Andrew D. Gordon, Thomas A. Henzinger, Aditya V. Nori, and Sriram K. Rajamani. 2014. Probabilistic programming. In Proceedings of the on Future of Software Engineering (FOSE 2014). ACM, New York, NY, USA, 167-181. DOI=10.1145/2593882.2593900 doi.acm.org/10.1145/2593882.2593900
"Online gaming systems such as Microsoft’s Xbox Live rate relative skills of players playing online games so as to match players with comparable skills for game playing. The problem is to come up with an estimate of the skill of each player based on the outcome of the games each player has played so far. A Bayesian model for this has been proposed ." (Gordon et al., 2014)
"In the figure (left) we show how this model, called TrueSkill, can be expressed as a probabilistic program.
We consider 3 players, A, B and C, whose skills are given by variables skillA, skillB and skillC respectively, which are initialized by drawing from a Gaussian distribution with mean 100 and variance 10. Based on the outcomes of some number of played games (which is 3 games in this example), we condition the skills thus generated. The first game was played between A and B, and A won the game. This is modeled by assigning to the two random variables perfA1 and perfB1 denoting the performance of the two players in the first game, and constraining that perfA1 is greater than perfB1 using an observe statement. Note that the performance of a player (such as player A) is a function of her skill, but with additional Gaussian noise introduced in order to model the variation in performance we may see because of incompleteness in our model (such as the amount of sleep the player got the previous night). The second game was played between B and C, and B won the game. The third game was played between A and C, and A won the game.

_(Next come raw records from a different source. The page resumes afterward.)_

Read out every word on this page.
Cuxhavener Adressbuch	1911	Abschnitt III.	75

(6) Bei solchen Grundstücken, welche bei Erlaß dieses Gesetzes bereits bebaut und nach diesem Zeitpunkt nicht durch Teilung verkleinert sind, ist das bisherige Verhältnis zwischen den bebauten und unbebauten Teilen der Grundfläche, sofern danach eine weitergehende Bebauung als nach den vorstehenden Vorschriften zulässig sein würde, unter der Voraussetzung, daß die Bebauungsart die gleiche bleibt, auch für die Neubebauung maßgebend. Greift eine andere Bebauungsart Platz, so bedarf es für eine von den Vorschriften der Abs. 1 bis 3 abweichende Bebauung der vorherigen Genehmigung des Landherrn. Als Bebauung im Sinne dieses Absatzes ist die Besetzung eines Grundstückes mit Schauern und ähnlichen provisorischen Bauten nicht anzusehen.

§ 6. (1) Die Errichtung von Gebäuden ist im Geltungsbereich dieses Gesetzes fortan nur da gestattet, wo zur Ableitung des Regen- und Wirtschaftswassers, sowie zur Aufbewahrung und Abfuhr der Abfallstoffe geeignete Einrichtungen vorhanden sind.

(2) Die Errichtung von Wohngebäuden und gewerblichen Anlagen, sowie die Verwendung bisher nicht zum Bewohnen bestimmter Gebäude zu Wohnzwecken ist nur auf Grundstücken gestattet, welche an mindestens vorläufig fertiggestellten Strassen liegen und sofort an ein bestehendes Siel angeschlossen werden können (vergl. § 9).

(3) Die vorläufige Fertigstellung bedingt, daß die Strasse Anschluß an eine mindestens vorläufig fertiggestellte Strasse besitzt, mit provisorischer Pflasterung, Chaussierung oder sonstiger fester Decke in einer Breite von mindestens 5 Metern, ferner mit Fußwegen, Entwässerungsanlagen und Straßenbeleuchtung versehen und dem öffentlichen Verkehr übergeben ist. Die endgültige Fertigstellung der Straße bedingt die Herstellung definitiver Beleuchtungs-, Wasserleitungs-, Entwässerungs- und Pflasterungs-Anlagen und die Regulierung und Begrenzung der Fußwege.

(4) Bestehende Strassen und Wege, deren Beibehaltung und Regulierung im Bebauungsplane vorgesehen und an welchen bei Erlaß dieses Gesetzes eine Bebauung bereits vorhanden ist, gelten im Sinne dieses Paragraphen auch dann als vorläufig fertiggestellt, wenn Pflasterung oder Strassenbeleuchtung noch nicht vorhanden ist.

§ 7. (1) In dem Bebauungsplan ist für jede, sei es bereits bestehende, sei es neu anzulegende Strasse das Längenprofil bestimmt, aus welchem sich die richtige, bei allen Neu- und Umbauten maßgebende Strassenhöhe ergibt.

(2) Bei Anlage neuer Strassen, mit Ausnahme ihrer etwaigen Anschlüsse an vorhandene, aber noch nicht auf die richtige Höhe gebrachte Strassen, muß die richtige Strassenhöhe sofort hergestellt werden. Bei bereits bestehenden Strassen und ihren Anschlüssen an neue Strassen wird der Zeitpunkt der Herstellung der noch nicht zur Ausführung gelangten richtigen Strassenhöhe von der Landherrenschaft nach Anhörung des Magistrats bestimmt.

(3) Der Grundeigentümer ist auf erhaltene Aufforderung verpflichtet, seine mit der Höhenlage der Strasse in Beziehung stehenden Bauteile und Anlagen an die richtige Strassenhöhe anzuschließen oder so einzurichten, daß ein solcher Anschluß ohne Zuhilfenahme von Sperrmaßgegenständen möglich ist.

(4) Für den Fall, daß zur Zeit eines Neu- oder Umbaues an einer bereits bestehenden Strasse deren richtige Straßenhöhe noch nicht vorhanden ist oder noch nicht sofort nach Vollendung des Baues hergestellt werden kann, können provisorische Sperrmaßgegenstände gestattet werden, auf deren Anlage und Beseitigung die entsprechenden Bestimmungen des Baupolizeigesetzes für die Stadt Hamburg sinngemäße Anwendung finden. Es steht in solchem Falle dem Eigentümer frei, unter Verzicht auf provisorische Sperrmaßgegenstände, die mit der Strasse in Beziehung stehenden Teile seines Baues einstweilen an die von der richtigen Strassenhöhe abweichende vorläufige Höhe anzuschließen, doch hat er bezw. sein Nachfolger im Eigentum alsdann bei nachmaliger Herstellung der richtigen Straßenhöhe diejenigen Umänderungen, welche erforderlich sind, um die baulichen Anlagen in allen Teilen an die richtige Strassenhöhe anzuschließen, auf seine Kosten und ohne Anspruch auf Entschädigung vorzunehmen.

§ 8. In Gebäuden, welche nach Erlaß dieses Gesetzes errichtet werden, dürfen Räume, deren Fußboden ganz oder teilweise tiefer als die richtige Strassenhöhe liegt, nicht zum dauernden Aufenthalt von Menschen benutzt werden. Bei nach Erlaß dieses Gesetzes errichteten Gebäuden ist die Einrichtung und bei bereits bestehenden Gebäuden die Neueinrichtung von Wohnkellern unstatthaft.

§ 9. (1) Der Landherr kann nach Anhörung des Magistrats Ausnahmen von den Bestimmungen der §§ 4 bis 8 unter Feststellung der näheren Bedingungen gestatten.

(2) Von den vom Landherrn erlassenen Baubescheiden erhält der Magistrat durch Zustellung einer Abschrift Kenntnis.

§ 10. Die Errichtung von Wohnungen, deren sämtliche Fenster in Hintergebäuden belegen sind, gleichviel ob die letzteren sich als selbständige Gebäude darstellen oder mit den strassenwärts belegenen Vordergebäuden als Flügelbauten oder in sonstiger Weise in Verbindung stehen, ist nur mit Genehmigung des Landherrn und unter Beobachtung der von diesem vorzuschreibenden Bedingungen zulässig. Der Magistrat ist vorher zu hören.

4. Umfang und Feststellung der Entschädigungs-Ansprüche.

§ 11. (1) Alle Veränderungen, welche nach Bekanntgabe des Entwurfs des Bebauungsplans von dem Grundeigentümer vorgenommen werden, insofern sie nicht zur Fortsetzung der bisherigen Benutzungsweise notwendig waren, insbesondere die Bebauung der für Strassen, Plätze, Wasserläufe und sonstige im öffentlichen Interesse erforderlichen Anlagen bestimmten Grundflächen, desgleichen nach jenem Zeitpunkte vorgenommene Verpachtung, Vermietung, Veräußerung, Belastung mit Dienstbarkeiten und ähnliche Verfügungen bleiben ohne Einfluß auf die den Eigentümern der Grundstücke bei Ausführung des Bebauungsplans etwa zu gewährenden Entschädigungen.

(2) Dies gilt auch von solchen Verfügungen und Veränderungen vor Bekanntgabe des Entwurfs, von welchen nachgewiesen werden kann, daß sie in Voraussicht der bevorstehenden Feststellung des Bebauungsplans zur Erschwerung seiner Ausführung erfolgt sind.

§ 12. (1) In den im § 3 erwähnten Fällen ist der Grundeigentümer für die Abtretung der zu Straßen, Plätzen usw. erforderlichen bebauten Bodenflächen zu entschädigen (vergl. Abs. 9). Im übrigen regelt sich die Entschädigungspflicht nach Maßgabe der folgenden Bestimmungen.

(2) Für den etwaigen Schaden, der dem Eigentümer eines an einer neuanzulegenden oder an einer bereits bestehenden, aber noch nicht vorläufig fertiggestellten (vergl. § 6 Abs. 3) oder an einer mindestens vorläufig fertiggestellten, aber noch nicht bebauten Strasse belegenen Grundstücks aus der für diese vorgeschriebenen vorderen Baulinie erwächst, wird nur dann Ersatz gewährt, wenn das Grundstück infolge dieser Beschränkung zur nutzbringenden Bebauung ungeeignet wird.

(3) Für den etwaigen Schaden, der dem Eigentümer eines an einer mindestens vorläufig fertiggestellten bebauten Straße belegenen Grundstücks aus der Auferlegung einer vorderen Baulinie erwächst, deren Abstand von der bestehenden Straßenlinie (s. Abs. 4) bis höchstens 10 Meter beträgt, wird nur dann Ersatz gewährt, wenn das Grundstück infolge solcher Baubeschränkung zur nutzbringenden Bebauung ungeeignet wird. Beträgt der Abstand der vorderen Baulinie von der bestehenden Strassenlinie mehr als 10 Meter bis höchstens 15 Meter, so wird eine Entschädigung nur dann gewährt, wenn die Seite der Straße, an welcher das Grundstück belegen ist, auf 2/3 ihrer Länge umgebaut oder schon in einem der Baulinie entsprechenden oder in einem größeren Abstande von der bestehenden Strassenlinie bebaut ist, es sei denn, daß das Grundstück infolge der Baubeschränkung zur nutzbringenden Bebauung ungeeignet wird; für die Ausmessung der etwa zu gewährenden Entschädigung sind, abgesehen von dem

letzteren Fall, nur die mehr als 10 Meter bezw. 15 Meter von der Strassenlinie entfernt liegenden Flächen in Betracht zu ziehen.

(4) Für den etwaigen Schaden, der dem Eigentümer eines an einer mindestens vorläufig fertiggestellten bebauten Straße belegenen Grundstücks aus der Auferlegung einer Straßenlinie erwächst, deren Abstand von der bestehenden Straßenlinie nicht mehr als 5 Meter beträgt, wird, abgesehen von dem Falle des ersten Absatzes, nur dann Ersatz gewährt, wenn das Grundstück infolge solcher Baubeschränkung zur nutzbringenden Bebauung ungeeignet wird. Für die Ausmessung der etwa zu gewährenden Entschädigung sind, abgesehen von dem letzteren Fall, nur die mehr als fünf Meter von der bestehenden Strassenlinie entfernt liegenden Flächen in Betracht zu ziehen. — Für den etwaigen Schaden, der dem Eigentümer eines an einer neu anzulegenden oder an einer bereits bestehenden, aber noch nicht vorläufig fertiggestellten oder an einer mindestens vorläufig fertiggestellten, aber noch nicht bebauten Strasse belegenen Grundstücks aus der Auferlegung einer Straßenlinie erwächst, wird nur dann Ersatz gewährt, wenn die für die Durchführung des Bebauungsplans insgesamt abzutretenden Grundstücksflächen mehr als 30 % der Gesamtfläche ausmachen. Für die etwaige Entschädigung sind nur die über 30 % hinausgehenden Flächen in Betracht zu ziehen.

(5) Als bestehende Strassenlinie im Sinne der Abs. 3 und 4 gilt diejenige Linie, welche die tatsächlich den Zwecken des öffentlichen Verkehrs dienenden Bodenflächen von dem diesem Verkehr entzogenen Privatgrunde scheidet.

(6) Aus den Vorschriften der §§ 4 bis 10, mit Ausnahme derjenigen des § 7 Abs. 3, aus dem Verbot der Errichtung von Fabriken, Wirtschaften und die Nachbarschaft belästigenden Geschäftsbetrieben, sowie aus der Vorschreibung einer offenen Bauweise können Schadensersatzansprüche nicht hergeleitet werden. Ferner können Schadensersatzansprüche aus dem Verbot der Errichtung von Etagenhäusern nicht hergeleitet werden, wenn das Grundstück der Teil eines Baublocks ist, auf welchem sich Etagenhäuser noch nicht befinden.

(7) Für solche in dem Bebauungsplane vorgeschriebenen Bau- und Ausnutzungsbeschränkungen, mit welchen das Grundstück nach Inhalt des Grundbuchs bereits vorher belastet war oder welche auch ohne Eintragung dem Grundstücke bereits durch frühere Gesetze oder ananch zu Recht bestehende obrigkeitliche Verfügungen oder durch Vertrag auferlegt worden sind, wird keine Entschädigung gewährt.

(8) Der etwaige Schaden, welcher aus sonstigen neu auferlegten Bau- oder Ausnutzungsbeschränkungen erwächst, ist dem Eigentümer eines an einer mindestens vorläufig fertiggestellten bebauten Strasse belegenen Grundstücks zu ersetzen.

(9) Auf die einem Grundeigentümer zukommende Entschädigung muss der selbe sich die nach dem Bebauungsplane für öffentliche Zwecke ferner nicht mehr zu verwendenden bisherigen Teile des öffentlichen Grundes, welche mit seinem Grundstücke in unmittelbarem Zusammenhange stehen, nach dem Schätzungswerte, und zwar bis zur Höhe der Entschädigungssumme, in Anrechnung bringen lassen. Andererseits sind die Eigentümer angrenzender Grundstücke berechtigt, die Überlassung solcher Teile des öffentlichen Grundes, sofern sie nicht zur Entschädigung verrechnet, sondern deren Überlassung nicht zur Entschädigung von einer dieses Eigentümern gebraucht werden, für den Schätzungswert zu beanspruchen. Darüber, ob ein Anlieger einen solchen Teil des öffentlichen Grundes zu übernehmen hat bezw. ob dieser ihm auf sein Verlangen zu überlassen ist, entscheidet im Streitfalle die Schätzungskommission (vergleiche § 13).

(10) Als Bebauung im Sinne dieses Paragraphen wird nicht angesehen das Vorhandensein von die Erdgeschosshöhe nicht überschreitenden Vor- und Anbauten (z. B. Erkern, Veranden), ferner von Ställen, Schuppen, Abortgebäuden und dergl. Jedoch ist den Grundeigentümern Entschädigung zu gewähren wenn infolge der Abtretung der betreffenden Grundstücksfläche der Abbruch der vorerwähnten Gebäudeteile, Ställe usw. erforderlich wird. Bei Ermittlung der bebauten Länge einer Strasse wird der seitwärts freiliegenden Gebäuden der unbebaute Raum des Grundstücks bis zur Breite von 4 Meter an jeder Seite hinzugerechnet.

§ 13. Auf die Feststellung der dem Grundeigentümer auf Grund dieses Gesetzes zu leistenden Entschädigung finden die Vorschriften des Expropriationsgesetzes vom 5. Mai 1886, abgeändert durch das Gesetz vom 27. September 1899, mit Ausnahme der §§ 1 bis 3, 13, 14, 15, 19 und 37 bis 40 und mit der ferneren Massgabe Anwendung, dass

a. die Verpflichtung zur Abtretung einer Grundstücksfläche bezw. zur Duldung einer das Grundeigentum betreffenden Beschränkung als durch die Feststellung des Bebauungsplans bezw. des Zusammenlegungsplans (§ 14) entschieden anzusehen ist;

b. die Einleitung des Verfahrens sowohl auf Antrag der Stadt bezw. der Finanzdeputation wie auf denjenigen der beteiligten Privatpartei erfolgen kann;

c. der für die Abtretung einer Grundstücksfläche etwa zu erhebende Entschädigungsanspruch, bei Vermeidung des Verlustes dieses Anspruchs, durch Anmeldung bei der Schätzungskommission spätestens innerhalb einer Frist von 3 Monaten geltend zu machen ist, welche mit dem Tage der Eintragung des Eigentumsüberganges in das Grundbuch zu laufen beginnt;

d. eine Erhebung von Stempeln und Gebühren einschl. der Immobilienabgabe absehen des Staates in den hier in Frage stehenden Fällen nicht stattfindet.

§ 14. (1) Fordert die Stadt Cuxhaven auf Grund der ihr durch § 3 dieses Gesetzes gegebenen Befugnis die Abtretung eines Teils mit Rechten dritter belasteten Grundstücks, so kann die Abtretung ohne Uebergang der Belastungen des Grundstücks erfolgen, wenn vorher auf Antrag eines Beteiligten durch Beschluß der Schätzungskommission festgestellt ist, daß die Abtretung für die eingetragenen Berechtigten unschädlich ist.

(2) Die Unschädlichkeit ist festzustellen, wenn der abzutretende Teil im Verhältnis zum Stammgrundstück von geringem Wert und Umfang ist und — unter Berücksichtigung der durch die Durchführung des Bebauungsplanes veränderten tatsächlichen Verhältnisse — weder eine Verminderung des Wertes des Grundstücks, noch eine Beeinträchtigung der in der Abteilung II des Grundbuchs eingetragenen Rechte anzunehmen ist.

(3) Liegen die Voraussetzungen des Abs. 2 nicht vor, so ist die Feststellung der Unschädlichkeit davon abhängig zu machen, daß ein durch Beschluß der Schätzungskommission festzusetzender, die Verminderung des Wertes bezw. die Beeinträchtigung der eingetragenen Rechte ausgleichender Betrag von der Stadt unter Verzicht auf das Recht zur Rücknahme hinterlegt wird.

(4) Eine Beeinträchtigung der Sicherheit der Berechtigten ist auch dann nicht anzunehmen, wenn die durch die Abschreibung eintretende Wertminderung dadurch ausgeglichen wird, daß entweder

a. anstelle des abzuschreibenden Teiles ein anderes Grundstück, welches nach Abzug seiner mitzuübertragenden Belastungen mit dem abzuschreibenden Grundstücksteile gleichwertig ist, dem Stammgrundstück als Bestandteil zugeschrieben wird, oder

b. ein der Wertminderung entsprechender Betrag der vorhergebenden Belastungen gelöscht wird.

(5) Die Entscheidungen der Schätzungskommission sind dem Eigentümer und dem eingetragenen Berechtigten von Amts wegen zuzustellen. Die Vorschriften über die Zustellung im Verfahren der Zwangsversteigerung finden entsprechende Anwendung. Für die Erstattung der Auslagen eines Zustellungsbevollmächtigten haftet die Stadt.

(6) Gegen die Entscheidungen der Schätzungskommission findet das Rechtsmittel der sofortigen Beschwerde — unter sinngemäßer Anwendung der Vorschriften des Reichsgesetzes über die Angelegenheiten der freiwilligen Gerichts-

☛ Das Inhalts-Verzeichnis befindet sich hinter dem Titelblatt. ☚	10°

Using this model, we want to calculate the joint probability distribution of these random variables, and use this to estimate the relative skills of the players. Note that each observe statement constrains performances in a game, and implicitly the skills of the players, since performances depend on skills. Such a rating can be used to give points, or match players having comparable skill for improved gaming experience. In this example, the skills skillA, skillB, and skillC that are obtained by inference (using the techniques in Section 6) are: skillA = Gaussian(105.7, 0.11), skillB = Gaussian(100.0, 0.11), skillC = Gaussian(94.3, 0.11). Since A won against both B and C, and B won against C, the resulting distribution agrees with our intuitive assessment of their relative skills.
The PROB-code snippet from Gordon et al. is translated by us to a functional CHURCH-program to clarify its semantics. We added gamma-priors for the various standard deviations. The generative model is contained in the CHURCH function "take-a-sample". The number of samples taken was set to 10.000 in this run. This number can be increased to get a better precision of estimates. The sampling method used is the simple-to-understand 'rejection sampling'. The screen-shot presented was generated by using the PlaySpace environment of WebCHURCH.